Hudson – With the coronavirus pandemic keeping some businesses closed, most people are on the lookout for other ways to stay occupied and have fun outdoors. The Hudson Historical Society’s newly expanded walking tour will help you get some fresh air and look at the town through a different lens.

Back in 2016, the town celebrated its 150th anniversary. The Hudson Historical Society participated in the festivities by creating a walking tour of the town. They put together a colored map of Hudson that highlighted a few dozen historical landmarks, and a brief description of each.

Richard Gelpke, one of the trustees of the Hudson Historical Society, decided there was more history to share than what was included on the map.

“Because I didn’t have anything else to do in my old age, I thought well, let’s expand on that,” said Gelpke.

With some help along the way, Gelpke expanded the double-sided map into a 156-page book, titled, “Historical Tour of Downtown Hudson.”

Filled with facts, maps and images, the book takes the reader through 72 places in the heart of Hudson. The stops are located along South Street, Washington Street, Main Street and Broad Street.

Each location includes a description about the history of the building and nearby area. Each location also includes “then” and “now” photos of the location.

“It is a before and a present, not a before and after,” Gelpke explained.

In addition to stops along the walking tour, the book includes a few chapters that delve deeper into some of Hudson’s most historical events. One chapter discusses the great fire of 1894, which wiped out many buildings and acres of land. Although Hudson eventually recovered, it permanently changed the landscape of downtown.
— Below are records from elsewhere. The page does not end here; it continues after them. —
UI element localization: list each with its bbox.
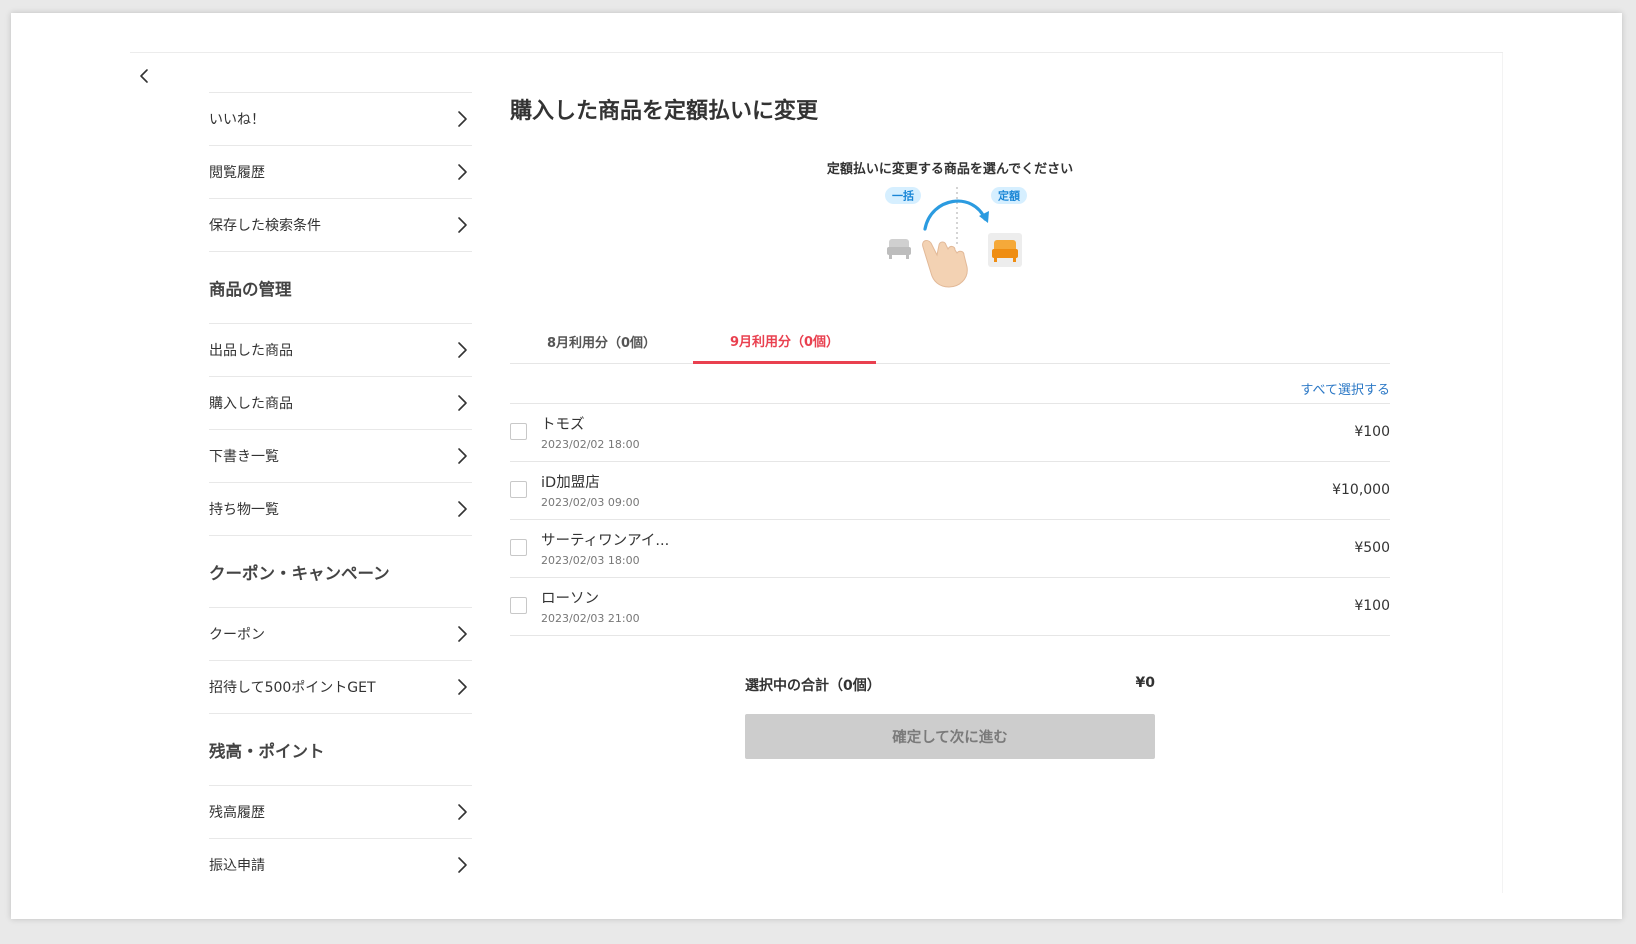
- item-amount: ¥10,000: [1332, 482, 1390, 498]
- chevron-right-icon: [458, 501, 467, 517]
- item-date: 2023/02/03 09:00: [541, 496, 640, 509]
- list-item: トモズ 2023/02/02 18:00 ¥100: [510, 404, 1390, 462]
- sidebar-item-invite[interactable]: 招待して500ポイントGET: [209, 660, 472, 713]
- sidebar-item-listed[interactable]: 出品した商品: [209, 323, 472, 376]
- fixed-badge-text: 定額: [998, 189, 1020, 203]
- curved-arrow-icon: [923, 199, 987, 231]
- selection-summary: 選択中の合計（0個） ¥0: [745, 675, 1155, 697]
- item-name: サーティワンアイ...: [541, 533, 670, 549]
- sidebar-item-label: 保存した検索条件: [209, 218, 321, 234]
- list-item: サーティワンアイ... 2023/02/03 18:00 ¥500: [510, 520, 1390, 578]
- sidebar-item-label: 振込申請: [209, 858, 265, 874]
- item-checkbox[interactable]: [510, 481, 527, 498]
- item-date: 2023/02/02 18:00: [541, 438, 640, 451]
- section-title-balance: 残高・ポイント: [209, 742, 325, 761]
- sidebar-item-purchased[interactable]: 購入した商品: [209, 376, 472, 429]
- item-amount: ¥100: [1354, 598, 1390, 614]
- item-amount: ¥500: [1354, 540, 1390, 556]
- item-checkbox[interactable]: [510, 597, 527, 614]
- sidebar-item-saved-searches[interactable]: 保存した検索条件: [209, 198, 472, 251]
- chevron-right-icon: [458, 164, 467, 180]
- payment-change-illustration: 一括 定額: [885, 187, 1027, 288]
- sidebar-item-transfer-request[interactable]: 振込申請: [209, 838, 472, 891]
- sidebar-item-label: 残高履歴: [209, 805, 265, 821]
- chevron-right-icon: [458, 111, 467, 127]
- sidebar-menu: いいね！ 閲覧履歴 保存した検索条件 商品の管理 出品した商品 購入した商品 下…: [209, 92, 472, 891]
- sidebar-item-likes[interactable]: いいね！: [209, 92, 472, 145]
- sidebar-item-label: 購入した商品: [209, 396, 293, 412]
- tab-label: 8月利用分（0個）: [546, 335, 657, 351]
- month-tabs: 8月利用分（0個） 9月利用分（0個）: [510, 319, 1390, 364]
- sidebar-item-label: 下書き一覧: [209, 449, 279, 465]
- sidebar-item-label: いいね！: [209, 112, 265, 128]
- chevron-right-icon: [458, 679, 467, 695]
- item-checkbox[interactable]: [510, 539, 527, 556]
- chevron-right-icon: [458, 448, 467, 464]
- confirm-next-button[interactable]: 確定して次に進む: [745, 714, 1155, 759]
- item-name: トモズ: [541, 417, 585, 433]
- item-amount: ¥100: [1354, 424, 1390, 440]
- section-title-item-management: 商品の管理: [209, 280, 292, 299]
- tab-label: 9月利用分（0個）: [729, 334, 840, 350]
- chevron-left-icon: [140, 69, 148, 83]
- sidebar-item-label: 招待して500ポイントGET: [209, 680, 376, 696]
- chevron-right-icon: [458, 395, 467, 411]
- summary-label: 選択中の合計（0個）: [745, 678, 881, 694]
- sidebar-item-history[interactable]: 閲覧履歴: [209, 145, 472, 198]
- back-button[interactable]: [131, 63, 157, 89]
- summary-total: ¥0: [1135, 675, 1155, 691]
- chevron-right-icon: [458, 804, 467, 820]
- orange-seat-icon: [988, 233, 1022, 267]
- sidebar-item-belongings[interactable]: 持ち物一覧: [209, 482, 472, 535]
- select-all-link[interactable]: すべて選択する: [1300, 379, 1390, 398]
- section-title-coupons: クーポン・キャンペーン: [209, 564, 390, 583]
- lump-sum-badge: 一括: [885, 187, 921, 204]
- chevron-right-icon: [458, 626, 467, 642]
- transaction-list: トモズ 2023/02/02 18:00 ¥100 iD加盟店 2023/02/…: [510, 403, 1390, 636]
- top-divider: [130, 52, 1503, 53]
- chevron-right-icon: [458, 217, 467, 233]
- sidebar-item-label: クーポン: [209, 627, 265, 643]
- pointing-hand-icon: [922, 239, 968, 288]
- item-name: iD加盟店: [541, 475, 600, 491]
- instruction-text: 定額払いに変更する商品を選んでください: [826, 162, 1074, 177]
- item-checkbox[interactable]: [510, 423, 527, 440]
- item-date: 2023/02/03 21:00: [541, 612, 640, 625]
- list-item: ローソン 2023/02/03 21:00 ¥100: [510, 578, 1390, 636]
- item-date: 2023/02/03 18:00: [541, 554, 640, 567]
- app-window: いいね！ 閲覧履歴 保存した検索条件 商品の管理 出品した商品 購入した商品 下…: [11, 13, 1622, 919]
- sidebar-item-label: 閲覧履歴: [209, 165, 265, 181]
- sidebar-item-label: 出品した商品: [209, 343, 293, 359]
- item-name: ローソン: [541, 591, 599, 607]
- chevron-right-icon: [458, 857, 467, 873]
- sidebar-item-balance-history[interactable]: 残高履歴: [209, 785, 472, 838]
- page-title: 購入した商品を定額払いに変更: [510, 99, 819, 124]
- chevron-right-icon: [458, 342, 467, 358]
- tab-september[interactable]: 9月利用分（0個）: [693, 319, 876, 364]
- gray-seat-icon: [887, 239, 911, 259]
- tab-august[interactable]: 8月利用分（0個）: [510, 319, 693, 363]
- fixed-badge: 定額: [991, 187, 1027, 204]
- sidebar-item-drafts[interactable]: 下書き一覧: [209, 429, 472, 482]
- right-divider: [1502, 53, 1503, 893]
- list-item: iD加盟店 2023/02/03 09:00 ¥10,000: [510, 462, 1390, 520]
- lump-sum-badge-text: 一括: [892, 189, 914, 203]
- sidebar-item-label: 持ち物一覧: [209, 502, 279, 518]
- sidebar-item-coupon[interactable]: クーポン: [209, 607, 472, 660]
Another chapter explores how the rotary has changed over time, and what was there before it was recently redeveloped.

Gelpke said with stops like the Victorian-style town hall and well-preserved church buildings, it’s hard to pick the best part of the walking tour. But regardless of which stop becomes your favorite, Gelpke said the tour can help people learn more about where they live.

“We wrote it to give people a background in their town. So, they have an idea of what came before,” said Gelpke. “You often think the town always looked like this, but it clearly did not.”

For those looking to learn even more about the town, Gelpke put together a companion book, titled “Hudson History and Recollections.” Instead of landmarks, the second book focuses more on the people who once lived in Hudson. It compiles diary entries and memories from those who lived there in the late 1800s and early 1900s, such as Fred Welsh, born in 1852, who worked as town clerk and described people who lived there at the turn of the century. Another example is Florence Brett, a teacher and caregiver born in 1849. Since she lived in Hudson for decades, she knew her neighbors very well, and wrote about them in detail.